J'ai été trop longtemps dans l'obligation de jeûner, depuis le lendemain du mardi gras. Mes lèvres sont sèches à force de répéter : " Redonne vie à mon cour de réprouvé par le jeûne meurtrier des passions ! " Le Seigneur est bon et miséricordieux, II ne m'en voudra pas d'avoir échoué à tenir six jours encore avant la Radieuse Résurrection. Finalement, le 3 avril n'est pas seulement le jour, mais aussi l'anniversaire de l'Illumination. C'était alors aussi un 3 avril. Peu importe que ce fût selon un autre calendrier. Ce qui importe, c'est la musique des mots : le trois avril.

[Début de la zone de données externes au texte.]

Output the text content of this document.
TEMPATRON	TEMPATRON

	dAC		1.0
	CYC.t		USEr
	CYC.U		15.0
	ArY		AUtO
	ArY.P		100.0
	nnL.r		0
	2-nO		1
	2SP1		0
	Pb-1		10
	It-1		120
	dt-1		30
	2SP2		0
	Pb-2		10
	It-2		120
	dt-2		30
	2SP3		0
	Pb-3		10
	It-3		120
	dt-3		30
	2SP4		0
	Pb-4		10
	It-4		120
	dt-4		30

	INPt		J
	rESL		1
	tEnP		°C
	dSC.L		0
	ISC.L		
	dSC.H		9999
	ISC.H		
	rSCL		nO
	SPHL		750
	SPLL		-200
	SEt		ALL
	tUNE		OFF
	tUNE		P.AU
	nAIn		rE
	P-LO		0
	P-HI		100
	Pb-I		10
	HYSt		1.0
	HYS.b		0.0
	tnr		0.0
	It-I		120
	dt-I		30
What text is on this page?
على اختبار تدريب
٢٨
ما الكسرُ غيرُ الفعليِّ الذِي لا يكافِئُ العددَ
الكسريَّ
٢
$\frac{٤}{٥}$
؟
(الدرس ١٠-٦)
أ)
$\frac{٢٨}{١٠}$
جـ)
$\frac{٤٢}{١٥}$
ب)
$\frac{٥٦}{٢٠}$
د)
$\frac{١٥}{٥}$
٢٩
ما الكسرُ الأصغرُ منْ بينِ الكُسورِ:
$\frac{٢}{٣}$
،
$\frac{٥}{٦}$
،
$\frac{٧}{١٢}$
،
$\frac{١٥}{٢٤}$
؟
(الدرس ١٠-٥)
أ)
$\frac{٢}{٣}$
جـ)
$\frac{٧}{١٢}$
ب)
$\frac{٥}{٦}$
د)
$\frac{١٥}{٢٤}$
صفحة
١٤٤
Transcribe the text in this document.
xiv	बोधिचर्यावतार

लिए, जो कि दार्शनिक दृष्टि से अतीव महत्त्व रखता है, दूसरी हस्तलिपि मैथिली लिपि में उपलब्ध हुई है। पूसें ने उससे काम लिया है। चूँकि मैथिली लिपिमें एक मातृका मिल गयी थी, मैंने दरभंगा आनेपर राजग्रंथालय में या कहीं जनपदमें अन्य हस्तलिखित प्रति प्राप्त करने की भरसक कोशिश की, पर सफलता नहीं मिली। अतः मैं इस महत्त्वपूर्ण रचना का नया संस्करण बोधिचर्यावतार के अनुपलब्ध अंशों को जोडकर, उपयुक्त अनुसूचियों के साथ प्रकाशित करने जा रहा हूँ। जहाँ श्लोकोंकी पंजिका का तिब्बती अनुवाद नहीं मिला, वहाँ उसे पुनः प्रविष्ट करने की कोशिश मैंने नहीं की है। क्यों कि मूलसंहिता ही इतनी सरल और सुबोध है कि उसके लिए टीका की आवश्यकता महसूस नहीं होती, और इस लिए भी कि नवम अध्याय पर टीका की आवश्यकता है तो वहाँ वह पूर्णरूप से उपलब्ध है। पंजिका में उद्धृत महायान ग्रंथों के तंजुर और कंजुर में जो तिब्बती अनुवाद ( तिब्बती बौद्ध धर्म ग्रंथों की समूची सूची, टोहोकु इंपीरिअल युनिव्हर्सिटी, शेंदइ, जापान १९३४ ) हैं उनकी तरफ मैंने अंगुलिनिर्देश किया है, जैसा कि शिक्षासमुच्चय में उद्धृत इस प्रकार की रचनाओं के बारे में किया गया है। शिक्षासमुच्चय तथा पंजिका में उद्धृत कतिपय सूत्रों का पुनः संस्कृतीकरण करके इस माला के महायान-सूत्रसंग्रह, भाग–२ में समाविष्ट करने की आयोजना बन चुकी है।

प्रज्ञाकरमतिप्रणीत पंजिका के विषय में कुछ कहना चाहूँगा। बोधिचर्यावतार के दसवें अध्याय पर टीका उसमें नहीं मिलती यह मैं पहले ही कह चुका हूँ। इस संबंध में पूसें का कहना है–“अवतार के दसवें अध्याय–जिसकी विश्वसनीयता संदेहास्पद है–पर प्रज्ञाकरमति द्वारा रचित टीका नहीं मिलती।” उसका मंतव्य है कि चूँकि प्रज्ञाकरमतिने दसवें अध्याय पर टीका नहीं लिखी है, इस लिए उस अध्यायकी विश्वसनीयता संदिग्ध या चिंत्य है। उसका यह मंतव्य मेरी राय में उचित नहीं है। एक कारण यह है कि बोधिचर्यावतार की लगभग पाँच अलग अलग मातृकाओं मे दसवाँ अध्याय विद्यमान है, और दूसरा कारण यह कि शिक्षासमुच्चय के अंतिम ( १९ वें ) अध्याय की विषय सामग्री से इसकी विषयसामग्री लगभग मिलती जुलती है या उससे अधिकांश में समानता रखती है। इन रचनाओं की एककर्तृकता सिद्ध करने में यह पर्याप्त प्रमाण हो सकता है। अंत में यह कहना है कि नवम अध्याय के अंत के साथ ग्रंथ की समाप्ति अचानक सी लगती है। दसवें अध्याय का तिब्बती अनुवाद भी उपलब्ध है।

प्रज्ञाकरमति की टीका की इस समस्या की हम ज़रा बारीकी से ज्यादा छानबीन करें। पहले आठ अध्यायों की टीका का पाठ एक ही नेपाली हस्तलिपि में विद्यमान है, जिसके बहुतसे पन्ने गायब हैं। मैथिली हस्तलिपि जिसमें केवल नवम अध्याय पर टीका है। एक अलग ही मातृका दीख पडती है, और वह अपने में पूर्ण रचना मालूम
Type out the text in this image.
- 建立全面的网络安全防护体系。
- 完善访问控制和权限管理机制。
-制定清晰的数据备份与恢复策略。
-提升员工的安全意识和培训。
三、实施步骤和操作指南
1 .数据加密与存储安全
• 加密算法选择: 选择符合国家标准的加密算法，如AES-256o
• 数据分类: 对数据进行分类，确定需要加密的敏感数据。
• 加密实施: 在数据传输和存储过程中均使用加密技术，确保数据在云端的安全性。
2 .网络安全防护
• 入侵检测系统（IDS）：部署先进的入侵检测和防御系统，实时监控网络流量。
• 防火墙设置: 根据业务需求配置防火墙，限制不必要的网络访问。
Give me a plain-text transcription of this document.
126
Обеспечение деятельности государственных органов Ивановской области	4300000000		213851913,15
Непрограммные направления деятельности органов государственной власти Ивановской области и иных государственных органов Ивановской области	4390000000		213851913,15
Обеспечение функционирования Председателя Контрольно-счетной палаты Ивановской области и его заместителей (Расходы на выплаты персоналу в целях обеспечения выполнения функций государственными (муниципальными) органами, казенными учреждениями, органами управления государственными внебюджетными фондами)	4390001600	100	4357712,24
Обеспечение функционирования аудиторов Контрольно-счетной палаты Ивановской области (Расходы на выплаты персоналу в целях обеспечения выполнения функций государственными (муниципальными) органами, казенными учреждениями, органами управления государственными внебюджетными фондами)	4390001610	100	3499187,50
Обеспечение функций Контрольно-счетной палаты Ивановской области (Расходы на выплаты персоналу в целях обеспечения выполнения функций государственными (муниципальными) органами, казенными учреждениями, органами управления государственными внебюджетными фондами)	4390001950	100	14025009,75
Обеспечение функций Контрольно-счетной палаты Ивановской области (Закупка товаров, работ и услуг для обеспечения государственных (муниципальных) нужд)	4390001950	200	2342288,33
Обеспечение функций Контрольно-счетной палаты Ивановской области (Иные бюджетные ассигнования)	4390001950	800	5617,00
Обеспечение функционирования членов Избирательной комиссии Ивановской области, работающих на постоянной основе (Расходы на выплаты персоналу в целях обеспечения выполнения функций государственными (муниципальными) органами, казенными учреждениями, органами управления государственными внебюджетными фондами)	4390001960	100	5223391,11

J'ai mon carême, j'ai ma Pâque. Puisque le jeûne est rompu, mangeons ! Non, je ne vais pas attendre demain. Aujourd'hui ! Oui, oui, organiser un festin ! Non pas me rassasier, mais me repaître. Non pour mon plaisir, mais pour la gloire de Dieu.
C'est Lui, après tout, qui m'a dessillé les yeux, qui m'a appris à voir et à. comprendre la vraie beauté. Mieux encore : à la découvrir et à la révéler au monde.